A gloriously exhilarating poem, delightful in its delight: delight in nature, in the world, in the everyday things we see around us all the time but seldom stop to appreciate. Going about and enjoying the richness of the natural world is like tasting an alcohol drink more beautiful than has ever been brewed, out of tankards made from pearl (the precious pearl).
But our speaker is not drunk on alcohol, but on air, and on dew – the fresh air and morning dew found all around her in the natural world.
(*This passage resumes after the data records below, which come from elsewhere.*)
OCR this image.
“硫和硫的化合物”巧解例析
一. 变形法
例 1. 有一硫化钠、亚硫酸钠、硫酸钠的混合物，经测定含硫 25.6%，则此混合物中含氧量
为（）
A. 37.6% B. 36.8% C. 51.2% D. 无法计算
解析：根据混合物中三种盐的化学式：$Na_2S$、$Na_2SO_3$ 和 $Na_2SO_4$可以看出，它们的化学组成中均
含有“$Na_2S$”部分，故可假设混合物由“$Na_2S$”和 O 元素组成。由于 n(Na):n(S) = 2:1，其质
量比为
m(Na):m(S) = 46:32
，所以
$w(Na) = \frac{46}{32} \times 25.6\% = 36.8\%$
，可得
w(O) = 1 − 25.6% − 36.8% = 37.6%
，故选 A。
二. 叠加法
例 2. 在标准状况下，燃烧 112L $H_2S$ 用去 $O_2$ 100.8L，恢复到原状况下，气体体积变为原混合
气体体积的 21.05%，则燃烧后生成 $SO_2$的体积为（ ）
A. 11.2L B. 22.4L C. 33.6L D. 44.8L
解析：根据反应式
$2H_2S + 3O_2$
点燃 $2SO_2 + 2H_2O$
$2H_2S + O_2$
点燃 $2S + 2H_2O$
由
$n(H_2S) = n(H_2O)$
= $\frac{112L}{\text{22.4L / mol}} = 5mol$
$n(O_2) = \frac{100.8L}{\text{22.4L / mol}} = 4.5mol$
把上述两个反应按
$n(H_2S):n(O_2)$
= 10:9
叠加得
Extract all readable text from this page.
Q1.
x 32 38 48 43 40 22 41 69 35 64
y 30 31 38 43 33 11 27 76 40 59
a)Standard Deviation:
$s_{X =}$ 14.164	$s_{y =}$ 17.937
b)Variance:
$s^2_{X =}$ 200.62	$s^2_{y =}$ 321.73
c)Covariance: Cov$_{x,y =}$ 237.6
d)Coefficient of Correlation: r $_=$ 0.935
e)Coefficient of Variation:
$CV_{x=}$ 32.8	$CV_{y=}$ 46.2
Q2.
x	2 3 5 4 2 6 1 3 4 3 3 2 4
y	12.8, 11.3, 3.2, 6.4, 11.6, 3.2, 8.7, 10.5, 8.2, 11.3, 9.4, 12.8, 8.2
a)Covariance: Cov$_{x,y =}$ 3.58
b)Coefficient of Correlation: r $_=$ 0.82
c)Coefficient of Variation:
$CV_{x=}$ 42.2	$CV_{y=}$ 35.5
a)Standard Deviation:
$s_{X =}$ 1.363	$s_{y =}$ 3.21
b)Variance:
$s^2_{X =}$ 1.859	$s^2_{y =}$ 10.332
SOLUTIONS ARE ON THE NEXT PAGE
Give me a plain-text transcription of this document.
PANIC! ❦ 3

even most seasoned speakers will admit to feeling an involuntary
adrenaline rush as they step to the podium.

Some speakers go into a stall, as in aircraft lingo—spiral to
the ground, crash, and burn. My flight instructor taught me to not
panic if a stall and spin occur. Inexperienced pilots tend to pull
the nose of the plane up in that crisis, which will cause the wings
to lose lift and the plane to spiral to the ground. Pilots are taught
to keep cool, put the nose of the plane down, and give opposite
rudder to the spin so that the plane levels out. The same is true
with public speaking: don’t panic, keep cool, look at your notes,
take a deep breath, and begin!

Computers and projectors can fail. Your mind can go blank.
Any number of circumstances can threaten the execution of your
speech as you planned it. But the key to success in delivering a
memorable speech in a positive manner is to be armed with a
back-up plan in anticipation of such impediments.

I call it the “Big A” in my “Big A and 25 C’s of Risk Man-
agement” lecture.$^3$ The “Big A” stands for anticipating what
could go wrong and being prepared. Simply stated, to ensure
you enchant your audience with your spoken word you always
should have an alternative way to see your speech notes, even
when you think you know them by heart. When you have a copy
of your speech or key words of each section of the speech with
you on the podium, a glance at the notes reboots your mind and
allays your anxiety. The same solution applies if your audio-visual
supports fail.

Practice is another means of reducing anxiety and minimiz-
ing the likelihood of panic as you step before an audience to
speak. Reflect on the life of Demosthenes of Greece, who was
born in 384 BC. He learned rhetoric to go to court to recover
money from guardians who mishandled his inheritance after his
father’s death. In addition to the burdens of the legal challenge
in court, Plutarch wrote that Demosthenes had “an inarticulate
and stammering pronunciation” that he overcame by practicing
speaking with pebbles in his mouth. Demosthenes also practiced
The description of the clear sky as ‘inns of molten blue’ is especially vivid, with the ‘endless’ of ‘endless summer days’ in the previous line suggesting not only the cloudlessness of the sky hinted at in the next line but also the infinite nature of the heavens above.
And nothing will stop her from taking such heady delight in nature: even when bees no longer gather nectar from the foxglove (this image reminding us that bees get drunk on the nectar they collect), she will still be found getting drunk on its joys.
The final stanza proves a little more difficult to analyse, but, to attempt a summary: When seraphs (or angels) make the clouds move (suggesting, perhaps, thunder and rain), and saints run to the windows to see such a sight, they will find her, the ‘little tippler’ leaning against the sun, drunkenly enjoying it. Which still doesn’t make much sense, so anyone who wants to venture some extra ideas concerning how we should interpret it – be our guest. It’s an altogether more perplexing and less straightforward stanza than the ones which precede it!
‘I taste a liquor never brewed’ might almost be viewed as an extended riff on the metaphorical idea of being ‘drunk with happiness’: the poem’s speaker is in thrall to the heady delights of the world around them. That nature can exercise such power over Emily Dickinson shows how far she was, among other things, a natural successor to the Romantics.